What do they actually do
Unsiloed AI provides an API and dashboard that turn unstructured, multimodal documents (PDFs, Word, PowerPoint, images, tables, charts) into structured outputs suitable for downstream search or agents. Core endpoints cover parsing and extraction (text, tables, figures, images), classification, document splitting, and a PDF Editor for safe in‑place edits, with both sync and async job flows documented for production use Unsiloed docs, extraction endpoints, PDF Editor.
They say the product is used in accuracy‑sensitive workflows by large banks and public companies and that they process “millions of pages each week” YC profile.

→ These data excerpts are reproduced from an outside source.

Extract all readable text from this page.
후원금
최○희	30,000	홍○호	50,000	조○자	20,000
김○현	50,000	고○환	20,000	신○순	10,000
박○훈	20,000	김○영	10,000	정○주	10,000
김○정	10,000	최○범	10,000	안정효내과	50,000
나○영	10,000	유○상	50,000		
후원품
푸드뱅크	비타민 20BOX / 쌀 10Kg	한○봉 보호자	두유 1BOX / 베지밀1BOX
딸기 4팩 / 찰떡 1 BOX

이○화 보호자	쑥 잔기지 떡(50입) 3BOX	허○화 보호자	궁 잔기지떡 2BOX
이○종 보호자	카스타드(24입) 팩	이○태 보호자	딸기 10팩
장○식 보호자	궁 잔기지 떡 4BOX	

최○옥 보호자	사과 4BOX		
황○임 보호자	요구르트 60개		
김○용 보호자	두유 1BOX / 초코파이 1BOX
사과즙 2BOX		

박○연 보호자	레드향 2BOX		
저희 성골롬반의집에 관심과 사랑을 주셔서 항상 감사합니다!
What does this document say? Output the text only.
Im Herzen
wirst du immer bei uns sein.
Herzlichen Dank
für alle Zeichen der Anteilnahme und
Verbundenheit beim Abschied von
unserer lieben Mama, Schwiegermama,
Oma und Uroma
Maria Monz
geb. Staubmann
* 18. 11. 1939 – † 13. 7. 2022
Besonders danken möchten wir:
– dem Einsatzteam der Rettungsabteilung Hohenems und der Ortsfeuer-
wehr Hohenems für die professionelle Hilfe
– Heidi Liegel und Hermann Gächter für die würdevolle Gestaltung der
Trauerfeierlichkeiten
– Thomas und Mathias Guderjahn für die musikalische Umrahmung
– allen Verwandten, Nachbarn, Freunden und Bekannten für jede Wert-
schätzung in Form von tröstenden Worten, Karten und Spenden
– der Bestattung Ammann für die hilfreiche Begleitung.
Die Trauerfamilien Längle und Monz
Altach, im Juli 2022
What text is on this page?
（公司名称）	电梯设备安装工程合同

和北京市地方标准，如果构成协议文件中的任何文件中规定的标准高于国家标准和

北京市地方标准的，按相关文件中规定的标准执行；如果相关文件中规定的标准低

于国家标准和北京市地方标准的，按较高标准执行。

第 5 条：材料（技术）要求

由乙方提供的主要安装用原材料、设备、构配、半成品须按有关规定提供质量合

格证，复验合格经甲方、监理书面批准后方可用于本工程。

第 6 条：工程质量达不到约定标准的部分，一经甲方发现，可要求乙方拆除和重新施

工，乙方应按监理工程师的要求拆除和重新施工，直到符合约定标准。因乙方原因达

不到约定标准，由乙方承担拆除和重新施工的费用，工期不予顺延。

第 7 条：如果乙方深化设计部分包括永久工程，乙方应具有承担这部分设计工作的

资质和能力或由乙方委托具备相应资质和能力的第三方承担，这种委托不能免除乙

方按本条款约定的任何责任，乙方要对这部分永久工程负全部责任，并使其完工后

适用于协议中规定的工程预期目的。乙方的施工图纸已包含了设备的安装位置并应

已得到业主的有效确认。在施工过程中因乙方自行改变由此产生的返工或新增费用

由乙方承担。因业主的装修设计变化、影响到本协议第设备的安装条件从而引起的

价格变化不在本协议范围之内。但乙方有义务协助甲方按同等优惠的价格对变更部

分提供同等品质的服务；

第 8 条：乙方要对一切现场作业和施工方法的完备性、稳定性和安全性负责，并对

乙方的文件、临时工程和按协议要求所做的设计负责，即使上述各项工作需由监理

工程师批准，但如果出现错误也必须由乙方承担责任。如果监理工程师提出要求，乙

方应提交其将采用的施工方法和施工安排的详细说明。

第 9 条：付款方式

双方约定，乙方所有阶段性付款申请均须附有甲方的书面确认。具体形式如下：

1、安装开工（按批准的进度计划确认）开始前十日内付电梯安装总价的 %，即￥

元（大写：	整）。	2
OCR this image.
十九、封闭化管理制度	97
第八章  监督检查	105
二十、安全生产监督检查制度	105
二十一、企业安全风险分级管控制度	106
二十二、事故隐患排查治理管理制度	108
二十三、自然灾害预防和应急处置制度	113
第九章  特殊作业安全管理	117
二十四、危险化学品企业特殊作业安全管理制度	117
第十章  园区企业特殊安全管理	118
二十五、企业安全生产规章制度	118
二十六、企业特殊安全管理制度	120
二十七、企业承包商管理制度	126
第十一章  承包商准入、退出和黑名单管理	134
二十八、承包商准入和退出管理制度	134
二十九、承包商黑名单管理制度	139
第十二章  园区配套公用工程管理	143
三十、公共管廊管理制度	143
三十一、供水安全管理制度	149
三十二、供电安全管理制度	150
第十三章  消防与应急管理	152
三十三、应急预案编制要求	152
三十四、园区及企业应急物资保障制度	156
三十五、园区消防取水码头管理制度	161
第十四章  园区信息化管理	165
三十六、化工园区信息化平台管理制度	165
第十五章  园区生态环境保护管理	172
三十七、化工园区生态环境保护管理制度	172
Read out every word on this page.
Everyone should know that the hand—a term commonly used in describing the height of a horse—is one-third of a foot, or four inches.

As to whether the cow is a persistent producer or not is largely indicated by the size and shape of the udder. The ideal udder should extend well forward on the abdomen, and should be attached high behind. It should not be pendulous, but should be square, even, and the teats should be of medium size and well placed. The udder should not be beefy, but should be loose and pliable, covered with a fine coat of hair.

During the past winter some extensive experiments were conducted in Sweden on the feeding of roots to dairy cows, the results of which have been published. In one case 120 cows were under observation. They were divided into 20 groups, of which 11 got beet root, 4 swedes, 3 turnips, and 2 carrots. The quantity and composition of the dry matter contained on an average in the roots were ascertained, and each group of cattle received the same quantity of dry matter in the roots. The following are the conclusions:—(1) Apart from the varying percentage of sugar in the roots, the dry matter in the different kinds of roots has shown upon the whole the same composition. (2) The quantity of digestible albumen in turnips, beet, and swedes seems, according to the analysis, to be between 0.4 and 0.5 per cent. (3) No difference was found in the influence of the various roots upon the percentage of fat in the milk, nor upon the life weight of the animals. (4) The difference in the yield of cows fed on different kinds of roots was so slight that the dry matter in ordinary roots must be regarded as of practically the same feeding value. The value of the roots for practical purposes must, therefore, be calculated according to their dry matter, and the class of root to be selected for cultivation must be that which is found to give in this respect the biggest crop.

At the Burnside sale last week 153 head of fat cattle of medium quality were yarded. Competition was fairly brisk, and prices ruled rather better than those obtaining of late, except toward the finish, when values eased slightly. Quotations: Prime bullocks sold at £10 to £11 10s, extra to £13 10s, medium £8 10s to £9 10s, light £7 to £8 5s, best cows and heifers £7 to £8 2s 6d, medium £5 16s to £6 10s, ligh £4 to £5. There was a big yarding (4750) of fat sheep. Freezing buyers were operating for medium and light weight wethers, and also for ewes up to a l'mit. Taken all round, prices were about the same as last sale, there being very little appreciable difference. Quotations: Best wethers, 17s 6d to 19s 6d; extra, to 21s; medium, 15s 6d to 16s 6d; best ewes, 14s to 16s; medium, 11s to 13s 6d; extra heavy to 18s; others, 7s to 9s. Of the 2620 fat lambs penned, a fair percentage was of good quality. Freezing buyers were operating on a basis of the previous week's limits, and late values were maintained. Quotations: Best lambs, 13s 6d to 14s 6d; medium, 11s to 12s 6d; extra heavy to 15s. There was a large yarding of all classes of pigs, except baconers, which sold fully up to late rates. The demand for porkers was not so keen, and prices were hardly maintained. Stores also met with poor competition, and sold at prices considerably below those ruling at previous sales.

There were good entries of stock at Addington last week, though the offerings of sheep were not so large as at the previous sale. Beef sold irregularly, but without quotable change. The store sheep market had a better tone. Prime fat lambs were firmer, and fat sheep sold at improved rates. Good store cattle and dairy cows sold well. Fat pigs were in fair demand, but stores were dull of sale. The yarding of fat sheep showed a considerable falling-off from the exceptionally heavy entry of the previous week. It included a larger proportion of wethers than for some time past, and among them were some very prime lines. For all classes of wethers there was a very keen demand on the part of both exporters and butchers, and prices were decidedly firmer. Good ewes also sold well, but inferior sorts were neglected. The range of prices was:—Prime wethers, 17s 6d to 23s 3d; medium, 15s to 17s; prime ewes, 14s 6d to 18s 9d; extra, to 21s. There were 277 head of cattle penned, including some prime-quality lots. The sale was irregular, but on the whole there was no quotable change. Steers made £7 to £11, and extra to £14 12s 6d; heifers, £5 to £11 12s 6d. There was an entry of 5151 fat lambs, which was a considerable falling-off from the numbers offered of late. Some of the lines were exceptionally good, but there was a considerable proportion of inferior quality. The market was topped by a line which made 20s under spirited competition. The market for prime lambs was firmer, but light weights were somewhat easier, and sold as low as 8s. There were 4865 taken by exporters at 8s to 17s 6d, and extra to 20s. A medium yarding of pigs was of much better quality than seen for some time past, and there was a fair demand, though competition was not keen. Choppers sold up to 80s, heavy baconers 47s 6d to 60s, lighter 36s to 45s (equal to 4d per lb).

Access is self‑serve with a free tier and paid plans, plus SDKs/examples and a parser library to speed integration Pricing, FAQ, GitHub, PyPI.
Who are their target customer(s)
- Enterprise banking and finance teams: They process research, earnings reports, filings and client docs, and need near‑perfect capture of numbers, tables and clauses; in‑house parsers across varied formats are brittle and slow to maintain YC profile, API docs.
- Corporate legal teams and law firms: They require exact clause extraction, reliable redlining/edits, and preserved PDF layout; mixed file types at scale make manual review and ad‑hoc scripts error‑prone API docs, YC profile.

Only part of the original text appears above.